Politique
Libéralisation du marché des assurances en RDC : l’excuse facile d’un DG dépassé par les enjeux

Depuis quelques années, la République Démocratique du Congo a pris le virage tant attendu de la libéralisation du secteur des assurances, rompant avec un monopole anachronique au profit d’un environnement concurrentiel. Une décision saluée par les observateurs et les acteurs économiques, censée stimuler l’innovation, améliorer la qualité des services et élargir la couverture du marché. Mais cette réforme, perçue comme une opportunité par les entreprises dynamiques, est malheureusement devenue le bouc émissaire préféré du Directeur Général de la Société Nationale d’Assurances (SONAS), Clément Désiré Kabongo.
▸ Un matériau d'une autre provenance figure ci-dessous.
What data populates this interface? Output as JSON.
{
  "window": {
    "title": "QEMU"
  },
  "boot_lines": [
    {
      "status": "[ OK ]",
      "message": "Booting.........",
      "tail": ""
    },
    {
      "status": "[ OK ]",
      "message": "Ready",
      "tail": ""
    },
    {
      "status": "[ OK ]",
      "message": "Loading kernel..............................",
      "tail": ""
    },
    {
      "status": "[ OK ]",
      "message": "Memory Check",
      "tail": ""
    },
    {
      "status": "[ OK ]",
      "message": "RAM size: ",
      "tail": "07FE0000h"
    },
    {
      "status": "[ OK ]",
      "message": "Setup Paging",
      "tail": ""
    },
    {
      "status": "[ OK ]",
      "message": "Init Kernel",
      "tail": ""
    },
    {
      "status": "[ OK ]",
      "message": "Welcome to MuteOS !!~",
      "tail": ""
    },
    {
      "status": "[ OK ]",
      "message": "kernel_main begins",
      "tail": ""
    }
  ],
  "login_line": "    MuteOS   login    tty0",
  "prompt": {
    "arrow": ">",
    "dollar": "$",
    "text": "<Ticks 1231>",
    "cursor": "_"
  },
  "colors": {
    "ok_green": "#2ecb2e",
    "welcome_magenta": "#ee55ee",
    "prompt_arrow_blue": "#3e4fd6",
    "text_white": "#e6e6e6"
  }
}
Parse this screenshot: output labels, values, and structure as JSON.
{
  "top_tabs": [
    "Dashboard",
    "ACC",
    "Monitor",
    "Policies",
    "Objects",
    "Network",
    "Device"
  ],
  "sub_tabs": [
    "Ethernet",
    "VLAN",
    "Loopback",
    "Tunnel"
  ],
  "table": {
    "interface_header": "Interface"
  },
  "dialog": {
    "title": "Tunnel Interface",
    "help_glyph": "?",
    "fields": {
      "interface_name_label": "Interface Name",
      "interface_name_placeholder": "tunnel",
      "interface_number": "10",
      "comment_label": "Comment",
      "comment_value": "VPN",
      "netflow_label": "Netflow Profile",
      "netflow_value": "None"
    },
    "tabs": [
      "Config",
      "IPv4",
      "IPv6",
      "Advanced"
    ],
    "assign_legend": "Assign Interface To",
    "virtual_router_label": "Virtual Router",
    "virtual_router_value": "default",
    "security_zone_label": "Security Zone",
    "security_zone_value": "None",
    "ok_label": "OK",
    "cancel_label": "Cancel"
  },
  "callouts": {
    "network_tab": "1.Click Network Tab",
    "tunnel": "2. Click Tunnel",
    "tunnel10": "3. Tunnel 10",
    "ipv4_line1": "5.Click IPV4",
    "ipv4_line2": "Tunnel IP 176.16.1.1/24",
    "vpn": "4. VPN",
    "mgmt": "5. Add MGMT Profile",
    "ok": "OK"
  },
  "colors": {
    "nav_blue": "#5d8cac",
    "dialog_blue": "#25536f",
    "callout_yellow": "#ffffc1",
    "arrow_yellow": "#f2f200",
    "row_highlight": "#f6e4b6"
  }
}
La libéralisation, un prétexte qui masque l’échec managérial
Plutôt que de s’adapter à la nouvelle réalité du marché, M. Kabongo préfère brandir la libéralisation comme un épouvantail, accusant les compagnies privées d’avoir siphonné les parts de marché au détriment de la SONAS. Cet argument, s’il n’était pas aussi révélateur d’un manque de vision, prêterait à sourire. Car il ne s’agit pas de savoir si le marché est ouvert ou non, mais plutôt de savoir si l’entreprise publique est capable de se moderniser, d’innover et de se montrer compétitive. Ce que manifestement la SONAS, sous sa direction, est loin de démontrer.
L’exemple d’ailleurs : quand les entreprises publiques brillent malgré la concurrence
En Afrique, des exemples concrets démontrent que la libéralisation du marché des assurances n’est pas synonyme de déclin pour les entreprises publiques. Au Maroc, la Mutuelle Agricole Marocaine d’Assurances (MAMDA), pourtant en concurrence avec de grands groupes privés, continue de jouer un rôle central dans le secteur, avec une croissance régulière des primes encaissées.
En Côte d’Ivoire, La Nouvelle Société Interafricaine d’Assurances (NSIA), bien qu’issue du privé à l’origine, est aujourd’hui un modèle de performance où l’État détient une participation. Le marché y est pourtant ouvert à une trentaine d’acteurs.
En Europe, des pays comme la France avec la MAIF ou la MGEN, qui fonctionnent sur des logiques mutualistes, montrent qu’on peut être performant et public dans un marché totalement libéralisé. Les recettes de ces compagnies n’ont jamais été aussi élevées, parce qu’elles ont su faire preuve d’agilité, de proximité et de rigueur.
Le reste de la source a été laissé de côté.